The harm inflicted on U.S. forces during the Battle of Iwo Jima at the end of World War II serves as a reminder of how deadly subterranean warfare can be. When they landed on the island, U.S. forces were met by thousands of Japanese soldiers who had entrenched in a large tunnel complex equipped with fortified rooms, steel doors, and military medical facilities. The battle, which killed an estimated 7,000 American troops over several weeks, demonstrated the scope and nature of the violence that underground warfare can generate. Those tunnels, unlike Gaza’s, were in mountainous terrain, far from the civilian population. But what Iwo Jima and Gaza both demonstrate is the difficulty of destroying the entirety of a large and intricate network of military tunnels. When Israeli Prime Minister Benjamin Netanyahu announced the destruction of 32 tunnels, including 14 cross-border tunnels, in 2014, plus another 62 miles’ worth of tunnels in 2021, it was clear that only a small portion of Hamas’s immense subterranean network had been hit. This was a setback that Hamas has since overcome.
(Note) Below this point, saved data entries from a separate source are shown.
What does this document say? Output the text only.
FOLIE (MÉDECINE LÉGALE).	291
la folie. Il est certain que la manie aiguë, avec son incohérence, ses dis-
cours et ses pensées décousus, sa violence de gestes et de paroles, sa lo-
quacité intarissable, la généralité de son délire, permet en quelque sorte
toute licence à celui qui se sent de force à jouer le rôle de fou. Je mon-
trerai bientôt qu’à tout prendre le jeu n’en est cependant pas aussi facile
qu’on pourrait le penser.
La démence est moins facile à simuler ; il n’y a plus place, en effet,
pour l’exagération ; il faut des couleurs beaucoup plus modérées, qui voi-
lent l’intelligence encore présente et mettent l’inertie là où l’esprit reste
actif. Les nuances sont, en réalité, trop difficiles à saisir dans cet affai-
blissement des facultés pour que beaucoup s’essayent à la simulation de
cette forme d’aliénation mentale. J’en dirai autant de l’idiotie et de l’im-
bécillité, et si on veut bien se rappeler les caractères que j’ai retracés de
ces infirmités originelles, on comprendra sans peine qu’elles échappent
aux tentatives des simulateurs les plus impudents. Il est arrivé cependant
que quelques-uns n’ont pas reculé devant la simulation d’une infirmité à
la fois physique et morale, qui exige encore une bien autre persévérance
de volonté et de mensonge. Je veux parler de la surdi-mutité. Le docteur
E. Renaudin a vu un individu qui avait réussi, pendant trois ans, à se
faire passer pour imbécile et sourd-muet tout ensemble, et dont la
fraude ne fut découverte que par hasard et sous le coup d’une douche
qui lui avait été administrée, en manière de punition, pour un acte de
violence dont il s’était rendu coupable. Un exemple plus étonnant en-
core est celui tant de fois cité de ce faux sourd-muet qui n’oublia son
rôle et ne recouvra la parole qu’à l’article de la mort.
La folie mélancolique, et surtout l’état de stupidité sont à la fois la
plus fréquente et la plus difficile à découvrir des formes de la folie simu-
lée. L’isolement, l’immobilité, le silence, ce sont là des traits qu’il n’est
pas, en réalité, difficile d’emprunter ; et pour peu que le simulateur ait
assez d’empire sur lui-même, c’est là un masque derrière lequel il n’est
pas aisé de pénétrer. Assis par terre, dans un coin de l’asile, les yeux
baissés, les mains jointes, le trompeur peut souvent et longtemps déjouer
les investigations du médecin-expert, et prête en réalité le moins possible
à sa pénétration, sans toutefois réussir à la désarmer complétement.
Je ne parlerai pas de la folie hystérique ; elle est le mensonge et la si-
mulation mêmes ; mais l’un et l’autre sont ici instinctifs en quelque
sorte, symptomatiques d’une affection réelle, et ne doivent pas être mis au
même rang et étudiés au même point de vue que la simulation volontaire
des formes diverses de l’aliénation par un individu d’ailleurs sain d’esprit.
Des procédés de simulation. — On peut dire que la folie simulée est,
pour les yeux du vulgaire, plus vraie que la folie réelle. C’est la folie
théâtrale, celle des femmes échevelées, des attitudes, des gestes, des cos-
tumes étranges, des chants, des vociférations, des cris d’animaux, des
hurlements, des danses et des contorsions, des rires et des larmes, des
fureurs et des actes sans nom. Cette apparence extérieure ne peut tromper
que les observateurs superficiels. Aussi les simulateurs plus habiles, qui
The destruction of Hamas’s underground infrastructure in Gaza must remain a central objective for the Israeli military, regardless of the cost and the operational difficulties. It will be important for Israel to eliminate, rather than neutralize, Hamas’s tunnels. Neutralization, by pouring cement into the tunnels or by sealing their openings, cannot permanently remove the security threat. It is time-consuming but not impossible to pierce through cement. Only a “hard kill,” meaning the collapse of the walls and roofs of the subterranean structures, will sufficiently degrade Hamas’s capabilities over the long term.
Bulldozers can be used to expose tunnels during a ground operation. Drones, robots, or dogs can help clear tunnels. There might be a need to enter the tunnels to rescue hostages, as a measure of last resort. But a ground operation will not bring about the destruction of Hamas’s underground military apparatus. This is a job that needs to be done mainly from the air, using thermobaric weapons, bunker buster bombs, and precision-guided munitions, and from the surface using liquid emulsion (a combination of two harmless liquids that turn into a powerful explosive when mixed) and other and newer tools developed by the Israeli military. This is how most states have eliminated subterranean threats in the past, and this is what Israel should do, as well.
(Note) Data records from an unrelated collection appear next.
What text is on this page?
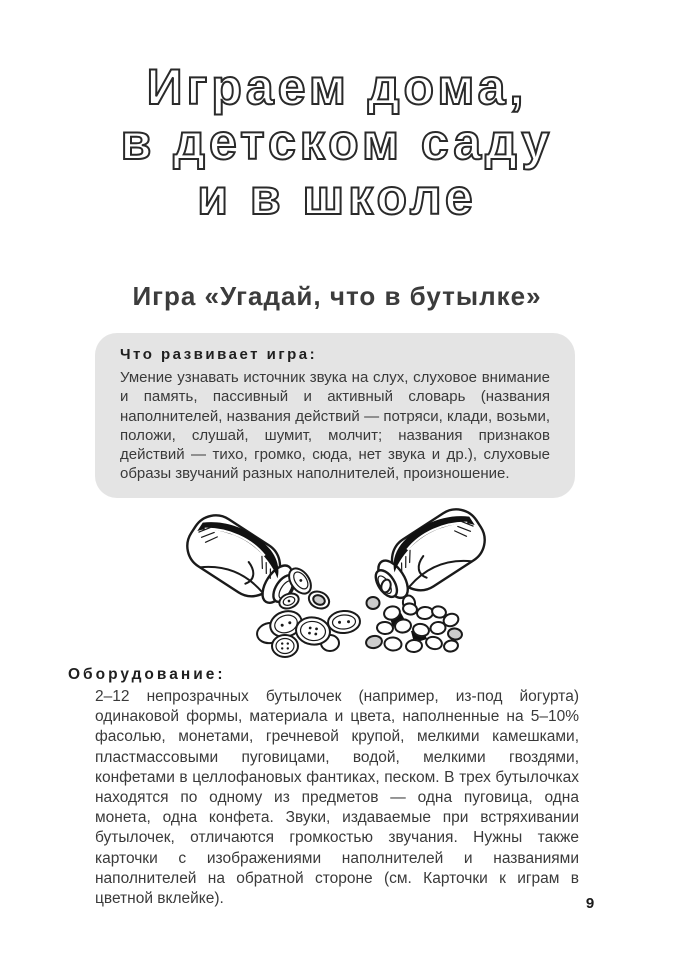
Играем дома,
в детском саду
и в школе
Игра «Угадай, что в бутылке»

Что развивает игра:

Умение узнавать источник звука на слух, слуховое внимание и память, пассивный и активный словарь (названия наполнителей, названия действий — потряси, клади, возьми, положи, слушай, шумит, молчит; названия признаков действий — тихо, громко, сюда, нет звука и др.), слуховые образы звучаний разных наполнителей, произношение.

Оборудование:

2–12 непрозрачных бутылочек (например, из-под йогурта) одинаковой формы, материала и цвета, наполненные на 5–10% фасолью, монетами, гречневой крупой, мелкими камешками, пластмассовыми пуговицами, водой, мелкими гвоздями, конфетами в целлофановых фантиках, песком. В трех бутылочках находятся по одному из предметов — одна пуговица, одна монета, одна конфета. Звуки, издаваемые при встряхивании бутылочек, отличаются громкостью звучания. Нужны также карточки с изображениями наполнителей и названиями наполнителей на обратной стороне (см. Карточки к играм в цветной вклейке).	9
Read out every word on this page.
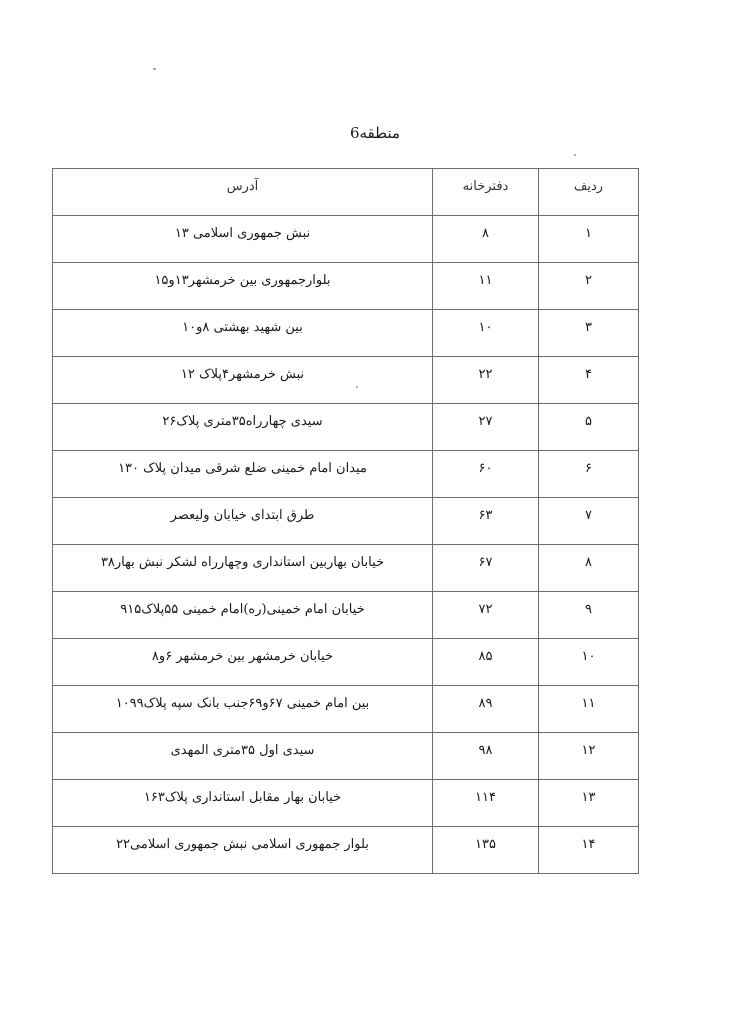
منطقه6
ردیف	دفترخانه	آدرس
۱	۸	نبش جمهوری اسلامی ۱۳
۲	۱۱	بلوارجمهوری بین خرمشهر۱۳و۱۵
۳	۱۰	بین شهید بهشتی ۸و۱۰
۴	۲۲	نبش خرمشهر۴پلاک ۱۲
۵	۲۷	سیدی چهارراه۳۵متری پلاک۲۶
۶	۶۰	میدان امام خمینی ضلع شرقی میدان پلاک ۱۳۰
۷	۶۳	طرق ابتدای خیابان ولیعصر
۸	۶۷	خیابان بهاربین استانداری وچهارراه لشکر نبش بهار۳۸
۹	۷۲	خیابان امام خمینی(ره)امام خمینی ۵۵پلاک۹۱۵
۱۰	۸۵	خیابان خرمشهر بین خرمشهر ۶و۸
۱۱	۸۹	بین امام خمینی ۶۷و۶۹جنب بانک سپه پلاک۱۰۹۹
۱۲	۹۸	سیدی اول ۳۵متری المهدی
۱۳	۱۱۴	خیابان بهار مقابل استانداری پلاک۱۶۳
۱۴	۱۳۵	بلوار جمهوری اسلامی نبش جمهوری اسلامی۲۲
Important intelligence will likely emerge as Israeli forces uncover how tunnels are being used by Hamas. Details will emerge on how cross-border tunnels between Gaza and Egypt helped in arming Hamas, and on whether tunnels between Gaza and Israel were used on October 7. Hamas might use additional land-to-sea tunnels to infiltrate Israel territory. Perhaps most daunting, the threat of Hezbollah’s cross-border tunnels could once again become relevant in the event of an escalation on the northern border. Israel exposed six of those tunnels during Operation Northern Shield in 2018. More cross-border Hezbollah tunnels, already or soon to be operational, could be used against Israel to invade, kidnap, and launch surprise attacks in an expanded confrontation.
Destroying Hamas’s tunnel network is the most difficult aspect of the Israeli military’s mission today, but it is also among its most important. It is at least as important as the elimination of Hamas’s chain of command. The destruction of the tunnels will leave Hamas with a compromised infrastructure and a depleted arsenal, resources more difficult to replace than fighters. It is crucial that Israel not lose sight of this as the fighting intensifies.